The initiation, in the middle of the eighteenth century, of the British Canal Era was primarily due, not to any examples in canal construction already offered by the ancients, by the Chinese and other Eastern nations, or by Continental countries, but to a natural transition from certain forms of river improvement already carried out in England.

I have shown, on page [131], that when, in 1661, Sir William Sandys obtained his Act for making the Wye and the Lugg navigable, he secured powers, not only for the usual deepening and embanking of the river itself, but for cutting new channels where these might be of advantage, in order to avoid windings of the stream or lengths thereof which offered exceptional difficulties to navigation. In proportion as river improvement increased, the adoption of these "side cuts," as they were called, with pound-locks to guarantee their water supply, was more and more resorted to, and they became one of the most important of the measures by which it was sought to overcome the difficulties that river navigation so often presented.

In 1755 the Corporation of Liverpool and a number of merchants of that port obtained Parliamentary powers to deepen three streams flowing from the St. Helens coal fields and combining to form the Sankey Brook, which drains into the Mersey at a point two miles below Warrington. The promoters sought, by making the Sankey Brook navigable, to bring Liverpool into direct communication with the twelve or fourteen rich beds of coal existing in the St. Helens district of Lancashire, and thus to gain a great advantage for their town.

For many generations the fuel consumed at Liverpool consisted mainly of peat, or turf, of which there were great quantities in Lancashire. At one time, says Baines, in his "History of the Commerce and Town of Liverpool," the turbaries around the town were considered of great value. The Act passed in 1720 for the navigation of the Douglas had allowed of coal from the pits at Wigan being taken down that river to the Ribble estuary, and then along the coast to the Mersey estuary, and so on to Liverpool; but the advantage which would be offered by a shorter and safer route was obvious, and the Sankey Brook scheme was taken up with much earnestness.

The original idea, that of making the brook itself capable of being navigated, was found to be impracticable. Not only did the stream wind a great deal, but after heavy rains on the surrounding hills the whole valley through which the brook ran was liable to floods, and these would have effectively stopped navigation so long as they continued. Happily the powers obtained by the promoters included one which allowed of "a side cut"; and the first plan was abandoned in favour of a canal separate from the brook, though cut parallel with it somewhat higher on the hillsides, where the floods would be less felt. The canal was to be provided with locks, overcoming the fall of 90 feet in twelve miles to the Mersey, together with a pound, fed by the brook, on the highest level, to ensure an adequate water supply.

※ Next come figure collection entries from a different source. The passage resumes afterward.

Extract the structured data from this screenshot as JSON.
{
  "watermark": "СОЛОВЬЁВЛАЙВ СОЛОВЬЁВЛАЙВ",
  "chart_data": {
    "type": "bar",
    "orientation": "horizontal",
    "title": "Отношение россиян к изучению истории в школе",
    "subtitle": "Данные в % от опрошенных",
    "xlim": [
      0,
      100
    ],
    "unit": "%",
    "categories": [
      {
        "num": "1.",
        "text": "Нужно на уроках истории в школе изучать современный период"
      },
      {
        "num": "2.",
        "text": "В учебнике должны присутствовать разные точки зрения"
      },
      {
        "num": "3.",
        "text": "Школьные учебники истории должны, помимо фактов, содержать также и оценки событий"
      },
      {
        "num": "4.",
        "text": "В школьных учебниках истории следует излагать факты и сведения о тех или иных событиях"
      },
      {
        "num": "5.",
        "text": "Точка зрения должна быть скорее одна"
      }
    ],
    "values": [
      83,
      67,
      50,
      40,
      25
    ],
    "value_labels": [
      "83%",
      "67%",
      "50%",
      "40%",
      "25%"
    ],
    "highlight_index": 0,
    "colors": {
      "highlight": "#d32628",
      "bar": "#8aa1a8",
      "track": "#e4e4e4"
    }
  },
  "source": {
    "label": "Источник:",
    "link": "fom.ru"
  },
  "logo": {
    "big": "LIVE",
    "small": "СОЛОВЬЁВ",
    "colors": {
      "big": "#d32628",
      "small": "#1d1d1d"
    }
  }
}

The immediate result of the construction of this pioneer canal was, not only to provide a convenient coal supply for Liverpool, but, also, in conjunction with the earlier rendering of the Weaver navigable, to put the salt industry of Cheshire in direct water communication with the Lancashire coal-fields. These advantages led (1) to a great expansion of the Cheshire salt industry; (2) to a substantial increase in the export of salt from Liverpool; and (3) to the ruin of the salt trade of Newcastle-on-Tyne, since, when the makers on the Weaver could readily get an abundance of coal, they, with their great natural stores of brine noted for its superlative quality and strength had a great advantage over the makers on the Tyne, who obtained their salt from the waters of the sea.